EMINENT VICTORIANS, By A.N. Wilson, New York & London: W.W. Norton, 236 pp., $25
BRITISH novelist and biographer A.N. Wilson takes his title for this book from Lytton Strachey's famous quartet of biographical essays. Published in 1918, the final year of the Great War that had come to seem a horrific exercise in futility, Strachey's irreverent portraits of ``Eminent Victorians'' signaled a radical change in attitude among a generation deeply skeptical of their parents' values.
Wilson sees Strachey's ``Eminent Victorians'' as an ``elegant and hilarious example'' of the ``literature of despair'' that emerged in the wake of World War I. ``The world has not got any nicer'' since then, Wilson writes, ``in fact, the reverse. But somehow, it is no longer possible to dismiss anyone, whether dead or alive, in quite the debonair spirit in which he caricatures his subjects. We share a common humanity with people in the past, even when they baffle us....''
Strachey's brief, sprightly sketches were a marked contrast to the reverential, multivolume biographies that proliferated in Victorian times. Yet, his witty portraits of Cardinal Manning, Florence Nightingale, Dr. Arnold, who set his stamp upon English public (private) school education as headmaster of Rugby, and General Gordon, hero-martyr of Khartoum, are not without sympathetic insight into these characters, and in the case of Florence Nightingale, a spark of genuine admiration.
Although Wilson's aim in giving us his own version of ``Eminent Victorians'' is to correct Strachey's mockery by providing a ``simpler, less propagandist'' view of some other eminent Victorians, his writing has a Stracheyan elegance. There is more than a touch of irony in his tone that lightens it even as he is commending Victorians for their undeniable greatness.
Wilson's book resembles Strachey's in its enticing blend of playfulness and seriousness, sophistication, and mock-simplicity. Both writers love to ``explain things,'' whether it is the wretchedly inferior status of women in the greater part of the 19th century or the debates that racked the Anglican Church, a propensity that renders both versions of ``Eminent Victorians'' exceedingly accessible.
Certainly Wilson's attitude - and the figures he has chosen to sketch - show the Victorians in a kinder light.

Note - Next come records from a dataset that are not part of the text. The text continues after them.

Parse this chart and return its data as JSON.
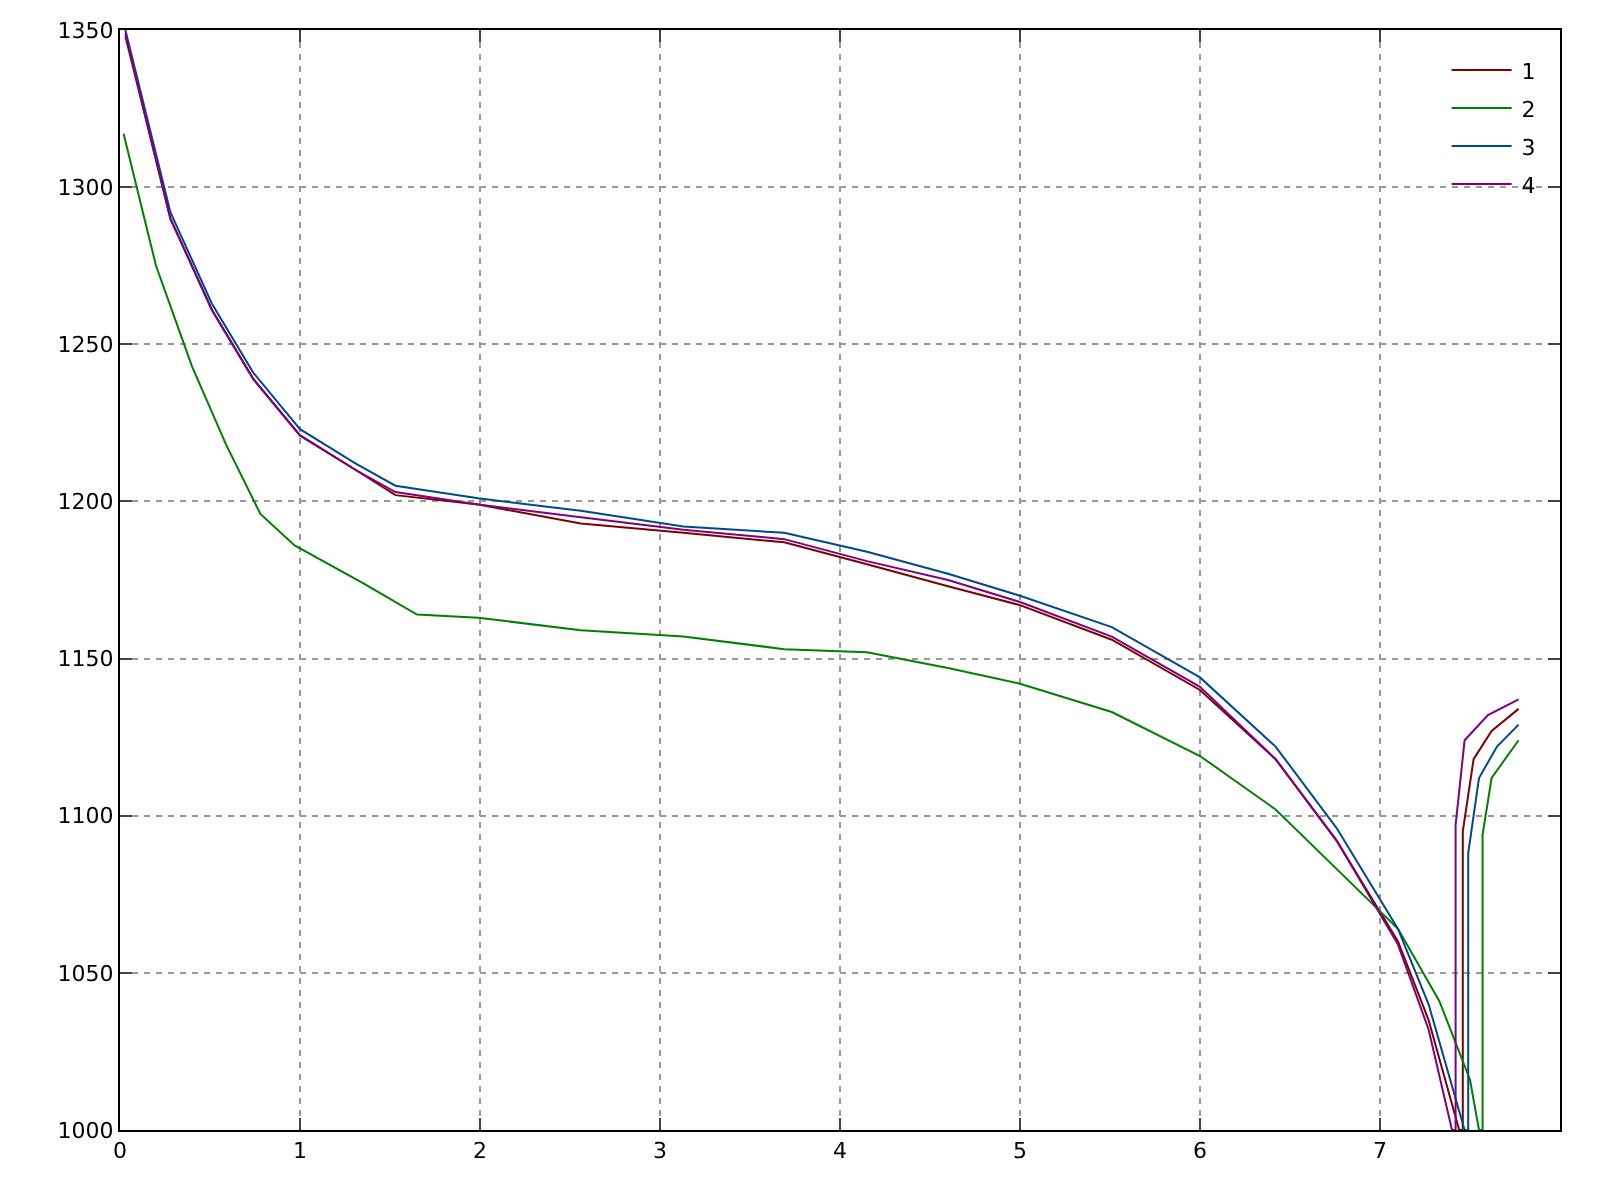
{
  "chart_data": {
    "type": "line",
    "xlim": [
      0,
      8
    ],
    "xticks": [
      0,
      1,
      2,
      3,
      4,
      5,
      6,
      7
    ],
    "ylim": [
      1000,
      1350
    ],
    "yticks": [
      1000,
      1050,
      1100,
      1150,
      1200,
      1250,
      1300,
      1350
    ],
    "grid": true,
    "legend": "top right",
    "line_style": "solid",
    "marker": "none",
    "series": [
      {
        "name": "1",
        "color": "#800000",
        "x": [
          0.03,
          0.28,
          0.51,
          0.74,
          1.0,
          1.31,
          1.53,
          1.99,
          2.56,
          3.13,
          3.69,
          4.15,
          4.6,
          5.0,
          5.51,
          6.0,
          6.42,
          6.76,
          7.1,
          7.27,
          7.44,
          7.46,
          7.46,
          7.52,
          7.62,
          7.77
        ],
        "values": [
          1348,
          1290,
          1261,
          1239,
          1221,
          1210,
          1202,
          1199,
          1193,
          1190,
          1187,
          1180,
          1173,
          1167,
          1156,
          1140,
          1118,
          1092,
          1060,
          1035,
          1000,
          1000,
          1095,
          1118,
          1127,
          1134
        ]
      },
      {
        "name": "2",
        "color": "#008000",
        "x": [
          0.02,
          0.2,
          0.4,
          0.59,
          0.78,
          0.97,
          1.35,
          1.65,
          1.99,
          2.56,
          3.13,
          3.69,
          4.15,
          4.6,
          5.0,
          5.51,
          6.0,
          6.42,
          6.76,
          7.1,
          7.33,
          7.5,
          7.55,
          7.57,
          7.57,
          7.62,
          7.77
        ],
        "values": [
          1317,
          1275,
          1243,
          1218,
          1196,
          1186,
          1174,
          1164,
          1163,
          1159,
          1157,
          1153,
          1152,
          1147,
          1142,
          1133,
          1119,
          1102,
          1083,
          1064,
          1041,
          1016,
          1000,
          1000,
          1094,
          1112,
          1124
        ]
      },
      {
        "name": "3",
        "color": "#004a8c",
        "x": [
          0.03,
          0.28,
          0.51,
          0.74,
          1.0,
          1.31,
          1.53,
          1.99,
          2.56,
          3.13,
          3.69,
          4.15,
          4.6,
          5.0,
          5.51,
          6.0,
          6.42,
          6.76,
          7.1,
          7.27,
          7.47,
          7.49,
          7.49,
          7.55,
          7.65,
          7.77
        ],
        "values": [
          1350,
          1292,
          1263,
          1241,
          1223,
          1212,
          1205,
          1201,
          1197,
          1192,
          1190,
          1184,
          1177,
          1170,
          1160,
          1144,
          1122,
          1096,
          1064,
          1040,
          1000,
          1000,
          1088,
          1112,
          1122,
          1129
        ]
      },
      {
        "name": "4",
        "color": "#800080",
        "x": [
          0.03,
          0.28,
          0.51,
          0.74,
          1.0,
          1.31,
          1.53,
          1.99,
          2.56,
          3.13,
          3.69,
          4.15,
          4.6,
          5.0,
          5.51,
          6.0,
          6.42,
          6.76,
          7.1,
          7.27,
          7.4,
          7.42,
          7.42,
          7.47,
          7.6,
          7.77
        ],
        "values": [
          1349,
          1290,
          1261,
          1239,
          1221,
          1210,
          1203,
          1199,
          1195,
          1191,
          1188,
          1181,
          1175,
          1168,
          1157,
          1141,
          1118,
          1092,
          1059,
          1032,
          1000,
          1000,
          1097,
          1124,
          1132,
          1137
        ]
      }
    ]
  }
}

In place of the flinty Cardinal Manning (a leading High Churchman who converted to Roman Catholicism), Wilson gives us the far more intellectually and emotionally appealing figure of Cardinal Newman, whose conversion prompted charges of duplicity that led him to compose one of the 19th-century's great autobiographical works, ``Apologia pro Vita Sua.''
Wilson replaces the admirable Florence Nightingale by the still more impressive figure of Josephine Butler, an intensely spiritual woman whose extraordinary courage and compassion led her to champion the cause of that unmentionable class of person most shamefully victimized by the Victorian double standard: the prostitute.
The easily mocked figures of Dr. Arnold and General Gordon are replaced by those of Prince Albert and William Gladstone, both of whom have indeed been targets for mockery in the past. But both, Wilson reminds us, are well worth reconsidering: Albert reshaped the institution of monarchy in a way that would make it viable in modern times. Gladstone, for all his eccentricities, had a largeness of vision epitomized in his declaration, ``The ground on which we stand is not British, nor European, but it is human.''
Wilson's weakest portrait is of the pioneering photographer Julia Margaret Cameron, who is simply not of the stature of the other eminences he has chosen to portray. One suspects she was chosen because she was the great-aunt of another Bloomsbury figure, Strachey's friend Virginia Woolf.
Wilson is on surer ground in his portrait of Charlotte Bront"e. As a novelist himself, he understands the primacy of the writer's imagination in creating even a relatively realistic novel, let alone an impassioned, individualistic, near visionary novel like Charlotte's ``Jane Eyre,'' or Emily Bront"e's ``Wuthering Heights.''
Without a trace of the edifying solemnity traditionally associated with the Victorians, Wilson offers a strongly felt, instinctively sympathetic, and judicious look at the 19th century as embodied in its most impressive and appealing products: six great (or near-great) men and women, whom he sketches with something of Strachey's lightness and charm, but without Strachey's tendentious bias.